Audi recently showcased the scope of the 48 volt electrical system in the Audi A6 TDI concept and RS 5 TDI concept technology demonstrators. Both models are fitted with an electrically powered compressor. This operates independently of the engine load and therefore fundamentally improves acceleration. 48 volt technology is also ideal for systems such as dynamic chassis control.
The current state of the art technology has taken 12 volt electrical systems to their limits. Especially at low temperatures, all the various static‑load consumers can account for the entire power generated by the alternator, which can deliver up to three kilowatts. The battery power is no longer capable of meeting the demands of new, dynamic‑load consumers such as high‑performance electric compressors.
The solution is a second subsidiary electrical system running at 48 volts, to complement the 12 volt power supply. The higher voltage means smaller cable cross-sections are needed; this translates into lighter cable harnesses with lower power dissipation. The 48 volt electrical system features new storage technologies and delivers much more power than the 12 volt system with lead batteries. That makes it an important element of the Audi strategy of electrifying various stages of the drivetrain. The Group’s developers have already come up with a scalable platform concept, including a version that incorporates the electrically powered compressor.

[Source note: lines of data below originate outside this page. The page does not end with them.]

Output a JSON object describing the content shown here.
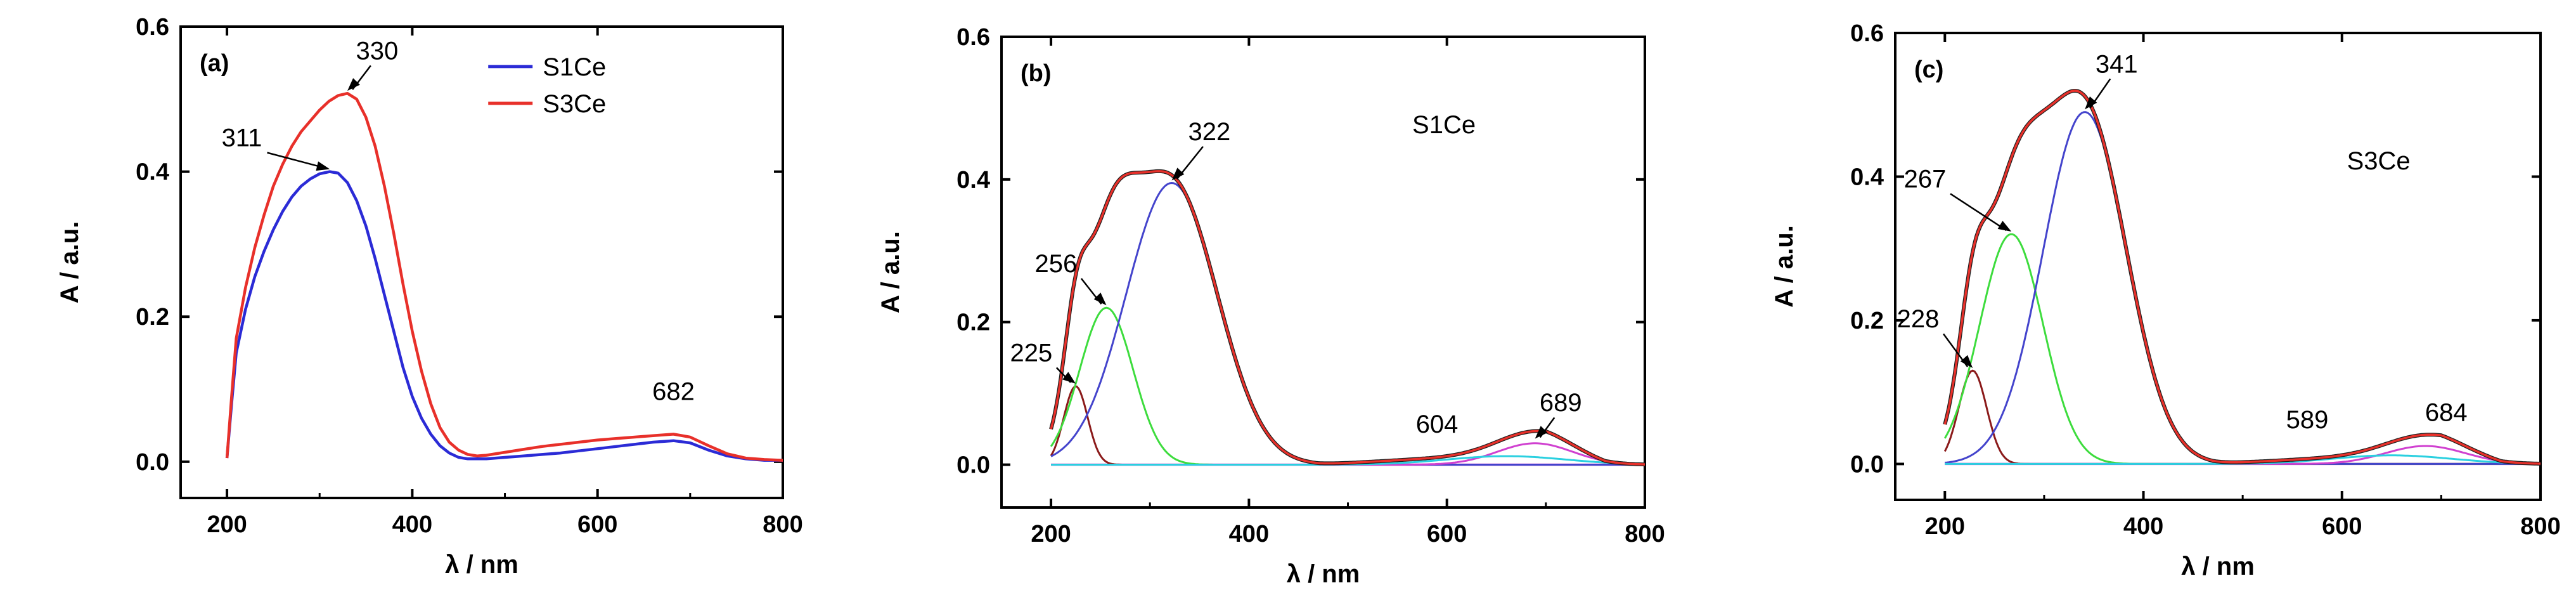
{
  "chart_data": [
    {
      "type": "line",
      "panel": "(a)",
      "xlabel": "λ / nm",
      "ylabel": "A / a.u.",
      "xlim": [
        150,
        800
      ],
      "ylim": [
        -0.05,
        0.6
      ],
      "xticks": [
        200,
        400,
        600,
        800
      ],
      "yticks": [
        0.0,
        0.2,
        0.4,
        0.6
      ],
      "xtick_labels": [
        "200",
        "400",
        "600",
        "800"
      ],
      "ytick_labels": [
        "0.0",
        "0.2",
        "0.4",
        "0.6"
      ],
      "legend": {
        "placement": "top-right",
        "entries": [
          "S1Ce",
          "S3Ce"
        ]
      },
      "series": [
        {
          "name": "S1Ce",
          "color": "#2b2bd6",
          "x": [
            200,
            205,
            210,
            220,
            230,
            240,
            250,
            260,
            270,
            280,
            290,
            300,
            311,
            320,
            330,
            340,
            350,
            360,
            370,
            380,
            390,
            400,
            410,
            420,
            430,
            440,
            450,
            460,
            480,
            500,
            520,
            540,
            560,
            580,
            600,
            620,
            640,
            660,
            682,
            700,
            720,
            740,
            760,
            780,
            800
          ],
          "y": [
            0.005,
            0.08,
            0.15,
            0.21,
            0.255,
            0.29,
            0.32,
            0.345,
            0.365,
            0.38,
            0.39,
            0.397,
            0.4,
            0.398,
            0.385,
            0.36,
            0.325,
            0.28,
            0.23,
            0.18,
            0.13,
            0.09,
            0.06,
            0.038,
            0.022,
            0.012,
            0.006,
            0.004,
            0.004,
            0.006,
            0.008,
            0.01,
            0.012,
            0.015,
            0.018,
            0.021,
            0.024,
            0.027,
            0.029,
            0.026,
            0.016,
            0.008,
            0.004,
            0.002,
            0.002
          ]
        },
        {
          "name": "S3Ce",
          "color": "#e8302a",
          "x": [
            200,
            205,
            210,
            220,
            230,
            240,
            250,
            260,
            270,
            280,
            290,
            300,
            310,
            320,
            330,
            340,
            350,
            360,
            370,
            380,
            390,
            400,
            410,
            420,
            430,
            440,
            450,
            460,
            470,
            480,
            500,
            520,
            540,
            560,
            580,
            600,
            620,
            640,
            660,
            682,
            700,
            720,
            740,
            760,
            780,
            800
          ],
          "y": [
            0.005,
            0.09,
            0.17,
            0.24,
            0.295,
            0.34,
            0.38,
            0.41,
            0.435,
            0.455,
            0.47,
            0.485,
            0.497,
            0.505,
            0.508,
            0.5,
            0.475,
            0.435,
            0.38,
            0.315,
            0.245,
            0.18,
            0.125,
            0.08,
            0.047,
            0.027,
            0.016,
            0.01,
            0.008,
            0.009,
            0.013,
            0.017,
            0.021,
            0.024,
            0.027,
            0.03,
            0.032,
            0.034,
            0.036,
            0.038,
            0.034,
            0.022,
            0.011,
            0.005,
            0.003,
            0.002
          ]
        }
      ],
      "annotations": [
        {
          "text": "330",
          "x": 330,
          "y": 0.508,
          "label_x": 362,
          "label_y": 0.555
        },
        {
          "text": "311",
          "x": 311,
          "y": 0.4,
          "label_x": 216,
          "label_y": 0.435
        },
        {
          "text": "682",
          "x": 682,
          "y": 0.038,
          "label_x": 0,
          "label_y": 0.085
        }
      ]
    },
    {
      "type": "line",
      "panel": "(b)",
      "sample": "S1Ce",
      "xlabel": "λ / nm",
      "ylabel": "A / a.u.",
      "xlim": [
        150,
        800
      ],
      "ylim": [
        -0.06,
        0.6
      ],
      "xticks": [
        200,
        400,
        600,
        800
      ],
      "yticks": [
        0.0,
        0.2,
        0.4,
        0.6
      ],
      "xtick_labels": [
        "200",
        "400",
        "600",
        "800"
      ],
      "ytick_labels": [
        "0.0",
        "0.2",
        "0.4",
        "0.6"
      ],
      "peaks": [
        {
          "name": "225",
          "center": 225,
          "amp": 0.11,
          "width": 12,
          "color": "#8b1a1a"
        },
        {
          "name": "256",
          "center": 256,
          "amp": 0.22,
          "width": 27,
          "color": "#3ddc3d"
        },
        {
          "name": "322",
          "center": 322,
          "amp": 0.395,
          "width": 46,
          "color": "#4444cc"
        },
        {
          "name": "604",
          "center": 604,
          "amp": 0.0,
          "width": 60,
          "color": "#d040d0"
        },
        {
          "name": "689",
          "center": 689,
          "amp": 0.03,
          "width": 38,
          "color": "#d040d0"
        },
        {
          "name": "shoulder",
          "center": 660,
          "amp": 0.012,
          "width": 60,
          "color": "#2ad0e0"
        }
      ],
      "baseline": {
        "from": 200,
        "to": 800,
        "color": "#d040d0"
      },
      "annotations": [
        {
          "text": "322",
          "x": 322,
          "y": 0.395,
          "label_x": 360,
          "label_y": 0.455
        },
        {
          "text": "256",
          "x": 256,
          "y": 0.22,
          "label_x": 205,
          "label_y": 0.27
        },
        {
          "text": "225",
          "x": 225,
          "y": 0.11,
          "label_x": 180,
          "label_y": 0.145
        },
        {
          "text": "604",
          "x": 604,
          "y": 0.02,
          "label_x": 590,
          "label_y": 0.045,
          "arrow": false
        },
        {
          "text": "689",
          "x": 689,
          "y": 0.033,
          "label_x": 715,
          "label_y": 0.075
        }
      ]
    },
    {
      "type": "line",
      "panel": "(c)",
      "sample": "S3Ce",
      "xlabel": "λ / nm",
      "ylabel": "A / a.u.",
      "xlim": [
        150,
        800
      ],
      "ylim": [
        -0.05,
        0.6
      ],
      "xticks": [
        200,
        400,
        600,
        800
      ],
      "yticks": [
        0.0,
        0.2,
        0.4,
        0.6
      ],
      "xtick_labels": [
        "200",
        "400",
        "600",
        "800"
      ],
      "ytick_labels": [
        "0.0",
        "0.2",
        "0.4",
        "0.6"
      ],
      "peaks": [
        {
          "name": "228",
          "center": 228,
          "amp": 0.13,
          "width": 14,
          "color": "#8b1a1a"
        },
        {
          "name": "267",
          "center": 267,
          "amp": 0.32,
          "width": 32,
          "color": "#3ddc3d"
        },
        {
          "name": "341",
          "center": 341,
          "amp": 0.49,
          "width": 42,
          "color": "#4444cc"
        },
        {
          "name": "589",
          "center": 589,
          "amp": 0.0,
          "width": 60,
          "color": "#d040d0"
        },
        {
          "name": "684",
          "center": 684,
          "amp": 0.025,
          "width": 40,
          "color": "#d040d0"
        },
        {
          "name": "shoulder",
          "center": 650,
          "amp": 0.012,
          "width": 60,
          "color": "#2ad0e0"
        }
      ],
      "baseline": {
        "from": 200,
        "to": 800,
        "color": "#d040d0"
      },
      "annotations": [
        {
          "text": "341",
          "x": 341,
          "y": 0.49,
          "label_x": 373,
          "label_y": 0.545
        },
        {
          "text": "267",
          "x": 267,
          "y": 0.32,
          "label_x": 180,
          "label_y": 0.385
        },
        {
          "text": "228",
          "x": 228,
          "y": 0.13,
          "label_x": 173,
          "label_y": 0.19
        },
        {
          "text": "589",
          "x": 589,
          "y": 0.03,
          "label_x": 565,
          "label_y": 0.05,
          "arrow": false
        },
        {
          "text": "684",
          "x": 684,
          "y": 0.03,
          "label_x": 705,
          "label_y": 0.06,
          "arrow": false
        }
      ]
    }
  ]
}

In the current highest development version, a compact lithium‑ion battery supplies 48 volts as the energy source during engine‑off phases; a DC/DC converter integrates the 12‑volt electrical system. The lithium‑ion battery operates in conjunction with a new, efficiency-optimised alternator that qualifies the drivetrain as a mild hybrid. Within this concept there are diverse ways of starting, controlling and deactivating the combustion engine as needed. The powerful alternator achieves an energy recovery output of ten kilowatts, far more than is possible at present. That adds up to a saving of up to ten grams of CO2 per kilometre, equivalent to around 0.4 litres of fuel per 100 km.